The floor lurches again, heaving back and forth. The platform’s stabilization thrusters are no match for the behemoth’s sheer mass, and it is one mad beastie. Gotta drive it back before it crushes us.

I punch the comms. “Zarek and Siminira, take it head on. Kikitak, Abery, loop around and come at it from behind. Maybe we can distract it.”

The channel’s open, so I can hear their chatter as they scramble.

“Is that a cloud-skate?”

“If so, it’s the biggest one I’ve ever seen.”

“Don’t care, work to do.”

“Yeah, come on, we can take it!”

There are only four of them, a dragonkin-ryphorian bonded pair, a renegade haan, and a hotshot human with almost intolerable bluster but enough skill to somehow back it up. They’re good, all of them, but the fighters are tiny compared to this thing. No way they can take it down. Best we can hope for is to distract it, get in its way, run interference. “Buy me some time, I’ve got gunners to back you up.”
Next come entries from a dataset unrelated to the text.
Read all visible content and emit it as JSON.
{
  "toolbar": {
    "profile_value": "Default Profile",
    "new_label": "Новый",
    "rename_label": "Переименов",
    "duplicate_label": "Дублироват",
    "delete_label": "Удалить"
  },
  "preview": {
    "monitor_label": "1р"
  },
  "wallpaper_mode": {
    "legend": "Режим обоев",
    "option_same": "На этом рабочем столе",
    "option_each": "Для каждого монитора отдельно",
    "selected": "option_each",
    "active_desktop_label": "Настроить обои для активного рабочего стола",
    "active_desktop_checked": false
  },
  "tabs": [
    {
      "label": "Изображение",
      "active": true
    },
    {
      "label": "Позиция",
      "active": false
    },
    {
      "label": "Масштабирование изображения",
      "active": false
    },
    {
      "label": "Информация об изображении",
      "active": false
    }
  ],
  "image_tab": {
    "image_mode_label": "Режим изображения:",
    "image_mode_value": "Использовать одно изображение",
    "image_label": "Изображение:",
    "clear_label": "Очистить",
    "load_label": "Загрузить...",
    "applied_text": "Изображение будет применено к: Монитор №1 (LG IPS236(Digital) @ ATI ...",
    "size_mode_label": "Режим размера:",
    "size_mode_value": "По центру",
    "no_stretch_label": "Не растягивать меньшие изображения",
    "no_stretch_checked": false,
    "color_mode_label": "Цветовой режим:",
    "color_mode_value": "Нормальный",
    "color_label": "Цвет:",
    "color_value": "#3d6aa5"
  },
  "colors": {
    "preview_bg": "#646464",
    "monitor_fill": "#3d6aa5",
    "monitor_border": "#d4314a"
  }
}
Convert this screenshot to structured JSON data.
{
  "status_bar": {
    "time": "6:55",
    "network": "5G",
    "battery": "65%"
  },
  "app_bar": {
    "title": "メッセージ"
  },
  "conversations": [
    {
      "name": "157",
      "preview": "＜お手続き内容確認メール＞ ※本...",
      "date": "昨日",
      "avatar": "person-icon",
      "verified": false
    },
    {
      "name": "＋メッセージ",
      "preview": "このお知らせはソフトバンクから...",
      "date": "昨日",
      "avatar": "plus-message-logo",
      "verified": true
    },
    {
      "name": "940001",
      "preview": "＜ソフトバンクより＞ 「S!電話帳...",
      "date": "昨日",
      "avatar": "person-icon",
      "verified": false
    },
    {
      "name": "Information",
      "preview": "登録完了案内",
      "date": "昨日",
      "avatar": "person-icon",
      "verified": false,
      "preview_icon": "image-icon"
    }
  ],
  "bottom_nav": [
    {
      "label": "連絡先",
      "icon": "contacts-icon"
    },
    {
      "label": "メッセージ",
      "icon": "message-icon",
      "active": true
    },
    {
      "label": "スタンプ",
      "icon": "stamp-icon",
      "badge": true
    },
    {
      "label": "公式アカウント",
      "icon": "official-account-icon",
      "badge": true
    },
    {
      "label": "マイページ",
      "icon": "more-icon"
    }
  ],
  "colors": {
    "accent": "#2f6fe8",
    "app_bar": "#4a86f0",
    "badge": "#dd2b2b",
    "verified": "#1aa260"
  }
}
On the cloudy surface of a gas giant planet, a squadron of small fighters scrambles to combat a massive space worm threatening their small, floating platform settlement

Illustration by Alexandur Alexandrov

The turrets are rising from their enclosures, and I tap into Tabbet’s channel just long enough to make sure her team—her family, that is—knows what they’re doing. I’ve never met a group that can cram so many words into such a small space of time, and my command of the Ysoki language is on the rough side at best. Tabbet’s direction carries over the exuberant cacophony at finally getting to use the “big guns,” and the turrets start firing in coordinated patterns and targeted strikes. I close the channel, and I can’t help but chuckle. Why is it that ysoki take such delight in finding the biggest weapons they can?

But the turret fire on this flying plasma worm is like poking a replenigel megavitamin with a toothpick. We’re never gonna take it down like this. The creature lashes out with an electrified tentacle. The platform lurches again, and alarm klaxons start blaring. This one’s bad—if we lose power, we’re cloud-worm food.

I punch up a new channel. “Ithlithoi, you all on that?” Before I’m even done talking, their singsong response is assuring me it’s under control. Thank Weydan for barathus and their combination of adaptability and competence.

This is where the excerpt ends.